Some time ago, Figma, an American design software company, suddenly announced that it would ban DJI's company account.
Why did you say sealed? How come...
Because the United States requires that software services be prohibited from being provided to enterprises on the sanctions list, and DJI is on the list. In short, the United States once again imposed sanctions on DJI to prevent DJI from using the design software of American companies. How will this affect DJI?
Figma is a design software tool. Because it is easy to use, it is not only used in DJI, but also used by many technology companies. However, it is not an irreplaceable design software. There are many similar softwares in China that can be replaced. At present, thousands of Figma files have been migrated to DJI.
The sanctions imposed by the United States are embarrassing again.
Two or six years have passed since 20 16, and the president of the United States has changed twice, but DJI is still the same DJI. No matter how sanctions are imposed, it can't stop its annual performance growth of 300%-500%, and it has always maintained a market share of 75% in the US market and more than 70% in the world.
Why is DJI still alive after six years of sanctions?
In the past six years, the most popular story is that after DJI was imposed tariffs by the United States, the backhand price increase made American consumers pay the bill, and this confidence came from DJI's strong technical ability.
But American R&D technology is not weak. It still has money, so can't it be built by itself?

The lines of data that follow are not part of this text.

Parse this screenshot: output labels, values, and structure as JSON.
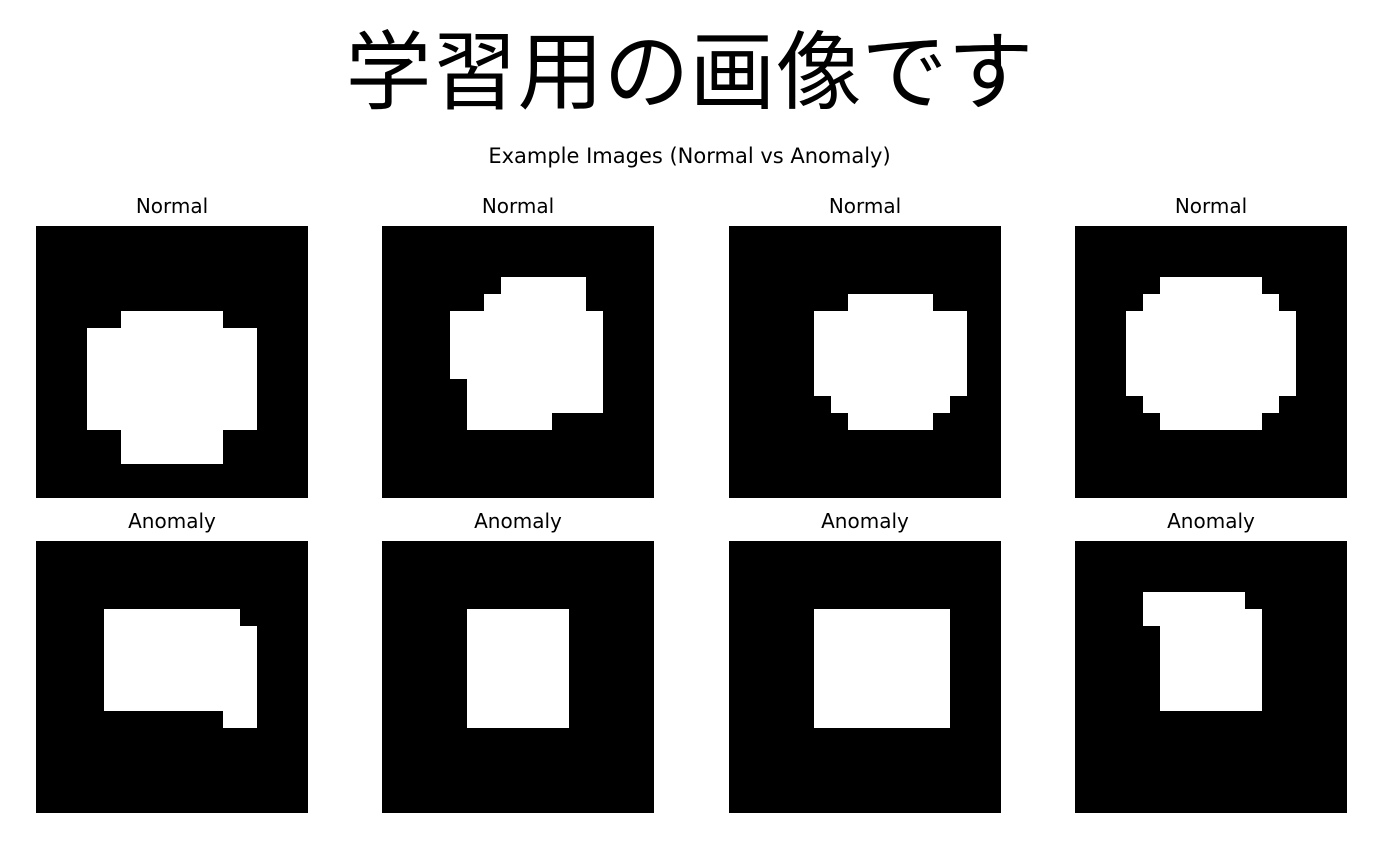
{
  "heading": "学習用の画像です",
  "figure": {
    "suptitle": "Example Images (Normal vs Anomaly)",
    "colors": {
      "background": "#000000",
      "shape": "#ffffff"
    },
    "panels": [
      {
        "title": "Normal",
        "shape": "circle",
        "grid": 16,
        "cells": [
          [
            5,
            5,
            10
          ],
          [
            6,
            3,
            12
          ],
          [
            7,
            3,
            12
          ],
          [
            8,
            3,
            12
          ],
          [
            9,
            3,
            12
          ],
          [
            10,
            3,
            12
          ],
          [
            11,
            3,
            12
          ],
          [
            12,
            5,
            10
          ],
          [
            13,
            5,
            10
          ]
        ]
      },
      {
        "title": "Normal",
        "shape": "circle",
        "grid": 16,
        "cells": [
          [
            3,
            7,
            11
          ],
          [
            4,
            6,
            11
          ],
          [
            5,
            4,
            12
          ],
          [
            6,
            4,
            12
          ],
          [
            7,
            4,
            12
          ],
          [
            8,
            4,
            12
          ],
          [
            9,
            5,
            12
          ],
          [
            10,
            5,
            12
          ],
          [
            11,
            5,
            9
          ]
        ]
      },
      {
        "title": "Normal",
        "shape": "circle",
        "grid": 16,
        "cells": [
          [
            4,
            7,
            11
          ],
          [
            5,
            5,
            13
          ],
          [
            6,
            5,
            13
          ],
          [
            7,
            5,
            13
          ],
          [
            8,
            5,
            13
          ],
          [
            9,
            5,
            13
          ],
          [
            10,
            6,
            12
          ],
          [
            11,
            7,
            11
          ]
        ]
      },
      {
        "title": "Normal",
        "shape": "circle",
        "grid": 16,
        "cells": [
          [
            3,
            5,
            10
          ],
          [
            4,
            4,
            11
          ],
          [
            5,
            3,
            12
          ],
          [
            6,
            3,
            12
          ],
          [
            7,
            3,
            12
          ],
          [
            8,
            3,
            12
          ],
          [
            9,
            3,
            12
          ],
          [
            10,
            4,
            11
          ],
          [
            11,
            5,
            10
          ]
        ]
      },
      {
        "title": "Anomaly",
        "shape": "square",
        "grid": 16,
        "cells": [
          [
            4,
            4,
            11
          ],
          [
            5,
            4,
            12
          ],
          [
            6,
            4,
            12
          ],
          [
            7,
            4,
            12
          ],
          [
            8,
            4,
            12
          ],
          [
            9,
            4,
            12
          ],
          [
            10,
            11,
            12
          ]
        ]
      },
      {
        "title": "Anomaly",
        "shape": "square",
        "grid": 16,
        "cells": [
          [
            4,
            5,
            10
          ],
          [
            5,
            5,
            10
          ],
          [
            6,
            5,
            10
          ],
          [
            7,
            5,
            10
          ],
          [
            8,
            5,
            10
          ],
          [
            9,
            5,
            10
          ],
          [
            10,
            5,
            10
          ]
        ]
      },
      {
        "title": "Anomaly",
        "shape": "square",
        "grid": 16,
        "cells": [
          [
            4,
            5,
            12
          ],
          [
            5,
            5,
            12
          ],
          [
            6,
            5,
            12
          ],
          [
            7,
            5,
            12
          ],
          [
            8,
            5,
            12
          ],
          [
            9,
            5,
            12
          ],
          [
            10,
            5,
            12
          ]
        ]
      },
      {
        "title": "Anomaly",
        "shape": "square",
        "grid": 16,
        "cells": [
          [
            3,
            4,
            9
          ],
          [
            4,
            4,
            10
          ],
          [
            5,
            5,
            10
          ],
          [
            6,
            5,
            10
          ],
          [
            7,
            5,
            10
          ],
          [
            8,
            5,
            10
          ],
          [
            9,
            5,
            10
          ]
        ]
      }
    ]
  }
}
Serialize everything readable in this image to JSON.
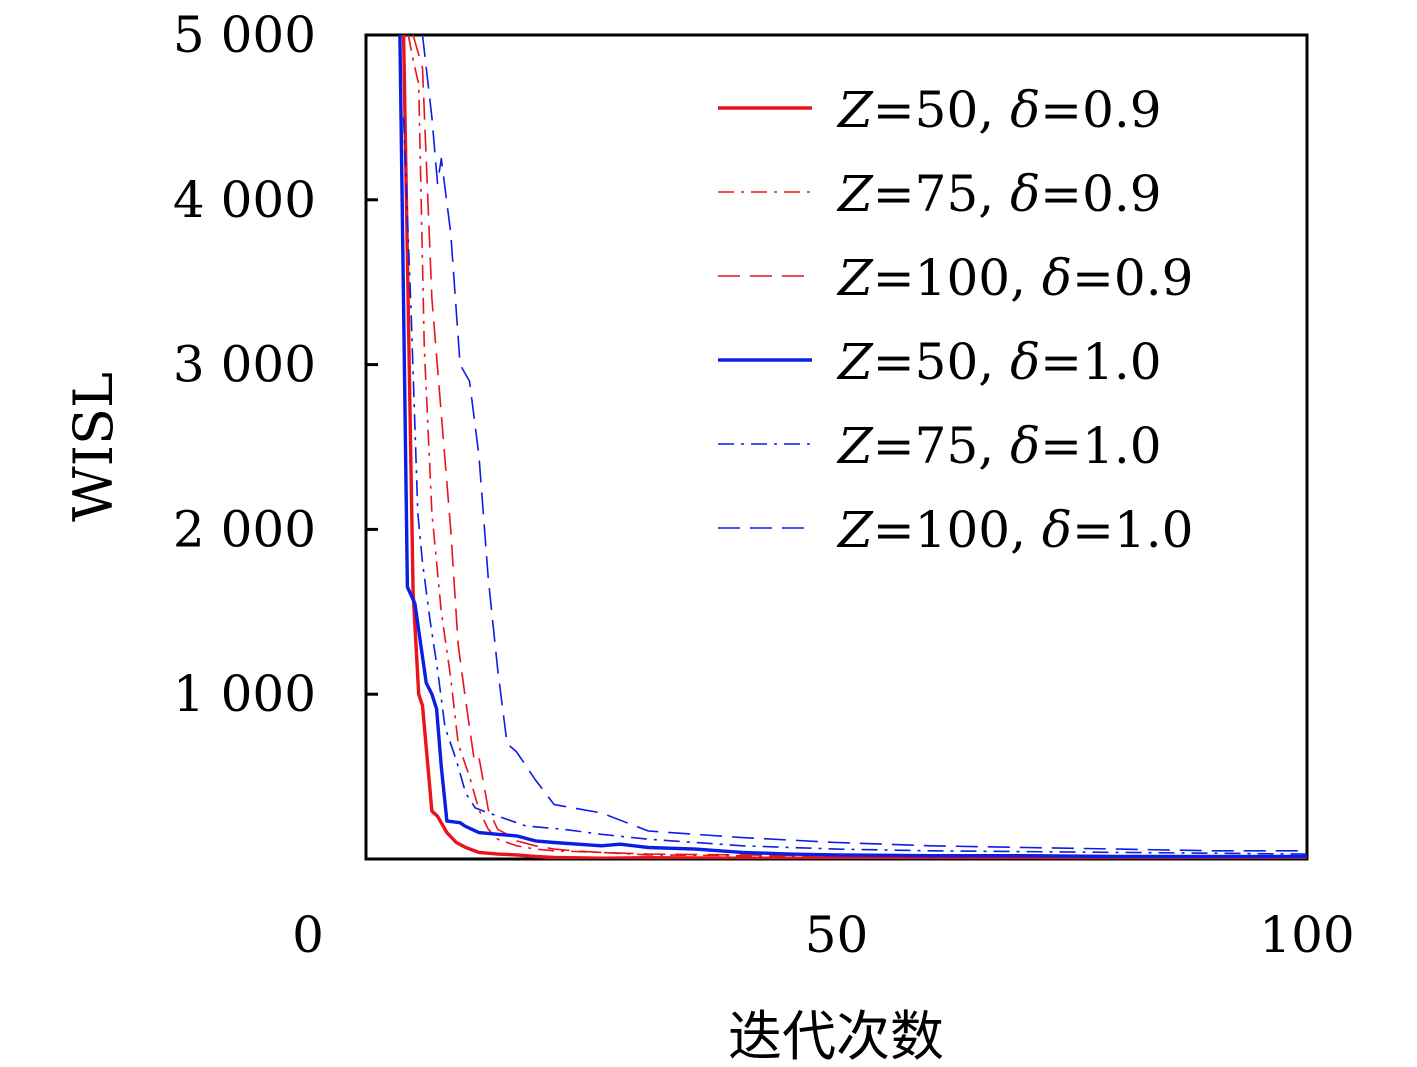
{
  "chart_data": {
    "type": "line",
    "title": "",
    "xlabel": "迭代次数",
    "ylabel": "WISL",
    "xlim": [
      0,
      100
    ],
    "ylim": [
      0,
      5000
    ],
    "x_ticks": [
      0,
      50,
      100
    ],
    "x_tick_labels": [
      "0",
      "50",
      "100"
    ],
    "y_ticks": [
      1000,
      2000,
      3000,
      4000,
      5000
    ],
    "y_tick_labels": [
      "1 000",
      "2 000",
      "3 000",
      "4 000",
      "5 000"
    ],
    "grid": false,
    "legend_position": "top-right",
    "series": [
      {
        "name": "Z=50, δ=0.9",
        "label_var": "Z",
        "label_z": "=50, ",
        "label_delta_var": "δ",
        "label_delta": "=0.9",
        "color": "#e8141a",
        "style": "solid",
        "x": [
          4,
          5,
          5.6,
          6,
          7,
          7.6,
          8.6,
          9.6,
          10.6,
          12,
          14,
          16,
          18,
          20,
          25,
          30,
          40,
          50,
          60,
          70,
          80,
          90,
          100
        ],
        "y": [
          5000,
          1620,
          1000,
          930,
          290,
          260,
          160,
          100,
          70,
          40,
          30,
          25,
          15,
          10,
          5,
          8,
          5,
          5,
          5,
          5,
          5,
          5,
          5
        ]
      },
      {
        "name": "Z=75, δ=0.9",
        "label_var": "Z",
        "label_z": "=75, ",
        "label_delta_var": "δ",
        "label_delta": "=0.9",
        "color": "#e8141a",
        "style": "dashdot",
        "x": [
          4.5,
          5,
          5.6,
          6.2,
          7,
          8,
          9,
          9.8,
          11,
          12,
          13,
          14,
          16,
          18,
          20,
          25,
          30,
          40,
          50,
          60,
          70,
          80,
          90,
          100
        ],
        "y": [
          5000,
          4850,
          4700,
          3100,
          2100,
          1500,
          1100,
          700,
          500,
          300,
          180,
          120,
          80,
          60,
          50,
          40,
          25,
          20,
          15,
          10,
          10,
          8,
          8,
          5
        ]
      },
      {
        "name": "Z=100, δ=0.9",
        "label_var": "Z",
        "label_z": "=100, ",
        "label_delta_var": "δ",
        "label_delta": "=0.9",
        "color": "#e8141a",
        "style": "dashed",
        "x": [
          5,
          6,
          7,
          8,
          9,
          9.8,
          10.5,
          11.5,
          12,
          13,
          14,
          15,
          16,
          18,
          20,
          22,
          25,
          30,
          40,
          50,
          60,
          70,
          80,
          90,
          100
        ],
        "y": [
          5000,
          4800,
          3400,
          2700,
          2000,
          1300,
          1000,
          600,
          620,
          300,
          180,
          150,
          110,
          80,
          60,
          50,
          40,
          30,
          25,
          20,
          15,
          15,
          10,
          10,
          10
        ]
      },
      {
        "name": "Z=50, δ=1.0",
        "label_var": "Z",
        "label_z": "=50, ",
        "label_delta_var": "δ",
        "label_delta": "=1.0",
        "color": "#0a1ee6",
        "style": "solid",
        "x": [
          3.6,
          4.4,
          5.2,
          6.4,
          7,
          7.5,
          8,
          8.6,
          10,
          10.5,
          12,
          14,
          16,
          18,
          20,
          25,
          27,
          30,
          35,
          40,
          45,
          50,
          60,
          70,
          80,
          90,
          100
        ],
        "y": [
          5000,
          1650,
          1550,
          1070,
          1000,
          910,
          560,
          230,
          220,
          200,
          160,
          150,
          140,
          110,
          100,
          80,
          90,
          70,
          60,
          40,
          30,
          25,
          20,
          20,
          15,
          15,
          15
        ]
      },
      {
        "name": "Z=75, δ=1.0",
        "label_var": "Z",
        "label_z": "=75, ",
        "label_delta_var": "δ",
        "label_delta": "=1.0",
        "color": "#0a1ee6",
        "style": "dashdot",
        "x": [
          4,
          4.8,
          5.5,
          6,
          6.8,
          7.6,
          8.4,
          9.6,
          10.6,
          11.6,
          13,
          15,
          17,
          19,
          21,
          25,
          30,
          35,
          40,
          50,
          60,
          70,
          80,
          90,
          100
        ],
        "y": [
          4500,
          3300,
          2100,
          1800,
          1450,
          1150,
          800,
          600,
          400,
          310,
          280,
          240,
          200,
          190,
          180,
          150,
          120,
          100,
          80,
          60,
          50,
          45,
          40,
          35,
          30
        ]
      },
      {
        "name": "Z=100, δ=1.0",
        "label_var": "Z",
        "label_z": "=100, ",
        "label_delta_var": "δ",
        "label_delta": "=1.0",
        "color": "#0a1ee6",
        "style": "dashed",
        "x": [
          6,
          7,
          7.6,
          8,
          9,
          10,
          11,
          12,
          13,
          14,
          15,
          16,
          18,
          20,
          25,
          30,
          35,
          40,
          50,
          60,
          70,
          80,
          90,
          100
        ],
        "y": [
          5000,
          4500,
          4100,
          4250,
          3800,
          3000,
          2900,
          2450,
          1700,
          1150,
          700,
          650,
          480,
          330,
          280,
          170,
          150,
          130,
          100,
          80,
          70,
          60,
          50,
          50
        ]
      }
    ]
  }
}
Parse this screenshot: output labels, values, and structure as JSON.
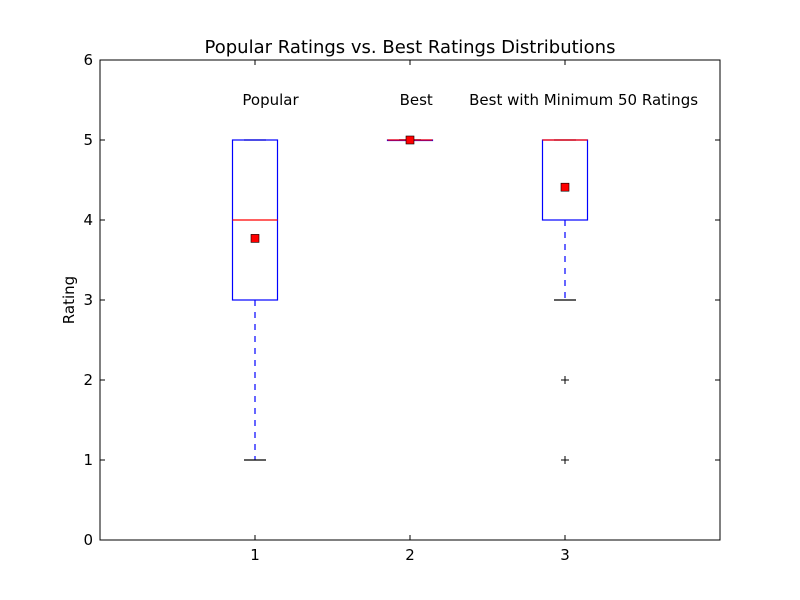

The United States can intervene in R&D, but it can't bypass DJI. Disassembling every part of DJI UAV is not only our own production, but also our own writing of the underlying code. No American company can bypass DJI, whether it is patented technology or research method. The technical strength accumulated by DJI has been passed on to the terminal price. The price of drones in DJI is almost the same as that of a mobile phone, which has made the market almost forget that it is a high-tech product. From technology to production, to price and market formation, it has become a competitive barrier for DJI, so American companies want to shake DJI's market position. Do you think they can succeed?